Vulcans are a humanoid species in the fictional "Star Trek" universe who evolved on the planet Vulcan and are noted for their attempt to live by reason and logic with no interference from emotion They were the first extraterrestrial species officially to make first contact with Humans and later became one of the founding members of the "United Federation of Planets"


Solution

  • I think what you're talking about is really still a subject of burgeoning research rather than a simple matter of applying well-established algorithms.

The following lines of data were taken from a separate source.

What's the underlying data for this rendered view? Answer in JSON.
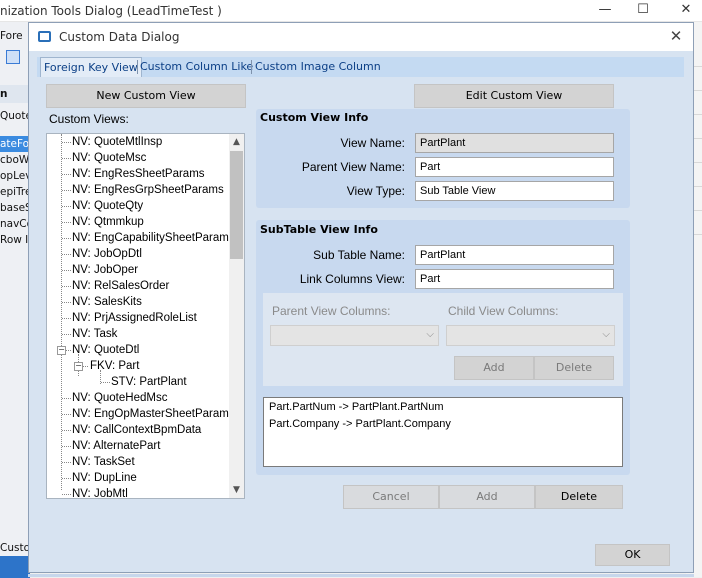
{
  "background_window": {
    "title": "nization Tools Dialog  (LeadTimeTest )",
    "menu_label": "Fore",
    "left_items": [
      "n",
      "Quote",
      "ateFor",
      "cboW",
      "opLev",
      "epiTre",
      "baseS",
      "navCo",
      "Row I"
    ],
    "bottom_left": "Custom",
    "controls": {
      "minimize": "—",
      "maximize": "☐",
      "close": "✕"
    }
  },
  "dialog": {
    "title": "Custom Data Dialog",
    "close": "✕",
    "tabs": [
      {
        "label": "Foreign Key View",
        "active": true
      },
      {
        "label": "Custom Column Like",
        "active": false
      },
      {
        "label": "Custom Image Column",
        "active": false
      }
    ],
    "new_view_button": "New Custom View",
    "edit_view_button": "Edit Custom View",
    "custom_views_label": "Custom Views:",
    "tree": [
      {
        "label": "NV: QuoteMtlInsp",
        "level": 0
      },
      {
        "label": "NV: QuoteMsc",
        "level": 0
      },
      {
        "label": "NV: EngResSheetParams",
        "level": 0
      },
      {
        "label": "NV: EngResGrpSheetParams",
        "level": 0
      },
      {
        "label": "NV: QuoteQty",
        "level": 0
      },
      {
        "label": "NV: Qtmmkup",
        "level": 0
      },
      {
        "label": "NV: EngCapabilitySheetParams",
        "level": 0
      },
      {
        "label": "NV: JobOpDtl",
        "level": 0
      },
      {
        "label": "NV: JobOper",
        "level": 0
      },
      {
        "label": "NV: RelSalesOrder",
        "level": 0
      },
      {
        "label": "NV: SalesKits",
        "level": 0
      },
      {
        "label": "NV: PrjAssignedRoleList",
        "level": 0
      },
      {
        "label": "NV: Task",
        "level": 0
      },
      {
        "label": "NV: QuoteDtl",
        "level": 0,
        "expanded": true
      },
      {
        "label": "FKV: Part",
        "level": 1,
        "expanded": true
      },
      {
        "label": "STV: PartPlant",
        "level": 2
      },
      {
        "label": "NV: QuoteHedMsc",
        "level": 0
      },
      {
        "label": "NV: EngOpMasterSheetParams",
        "level": 0
      },
      {
        "label": "NV: CallContextBpmData",
        "level": 0
      },
      {
        "label": "NV: AlternatePart",
        "level": 0
      },
      {
        "label": "NV: TaskSet",
        "level": 0
      },
      {
        "label": "NV: DupLine",
        "level": 0
      },
      {
        "label": "NV: JobMtl",
        "level": 0
      }
    ],
    "scroll_up": "▲",
    "scroll_down": "▼",
    "custom_view_info": {
      "heading": "Custom View Info",
      "view_name_label": "View Name:",
      "view_name": "PartPlant",
      "parent_view_name_label": "Parent View Name:",
      "parent_view_name": "Part",
      "view_type_label": "View Type:",
      "view_type": "Sub Table View"
    },
    "subtable_view_info": {
      "heading": "SubTable View Info",
      "sub_table_name_label": "Sub Table Name:",
      "sub_table_name": "PartPlant",
      "link_columns_view_label": "Link Columns View:",
      "link_columns_view": "Part",
      "parent_view_columns_label": "Parent View Columns:",
      "child_view_columns_label": "Child View Columns:",
      "add_button": "Add",
      "delete_button": "Delete",
      "mappings": [
        "Part.PartNum -> PartPlant.PartNum",
        "Part.Company -> PartPlant.Company"
      ]
    },
    "cancel_button": "Cancel",
    "add_button": "Add",
    "delete_button": "Delete",
    "ok_button": "OK"
  }
}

    I can't give you a simple "do this" answer, but here are some pointers off the top of my head:

    • I think using WordNet could work (not sure where bigrams/trigrams come into it though), but you should view WordNet lookups as part of a hybrid system, not the be-all and end-all to spotting named entities
    • then, start by applying some simple, common-sense criteria (sequences of capitalised words; try and accommodate frequent lower-case function words like 'of' into these; sequences consisting of "known title" plus capitalisd word(s));
    • look for sequences of words that statistically you wouldn't expect to appear next to one another by chance as candidates for entities;
    • can you build in dynamic web lookup? (your system spots the capitalised sequence "IBM" and sees if it finds e.g. a wikipedia entry with the text pattern "IBM is ... [organisation|company|...]".
    • see if anything here and in the "information extraction" literature in general gives you some ideas: http://www-nlpir.nist.gov/related_projects/muc/proceedings/muc_7_toc.html

    The truth is that when you look at what literature there is out there, it doesn't seem like people are using terribly sophisticated, well-established algorithms. So I think there's a lot of room for looking at your data, exploration and seeing what you can come up with... Good luck!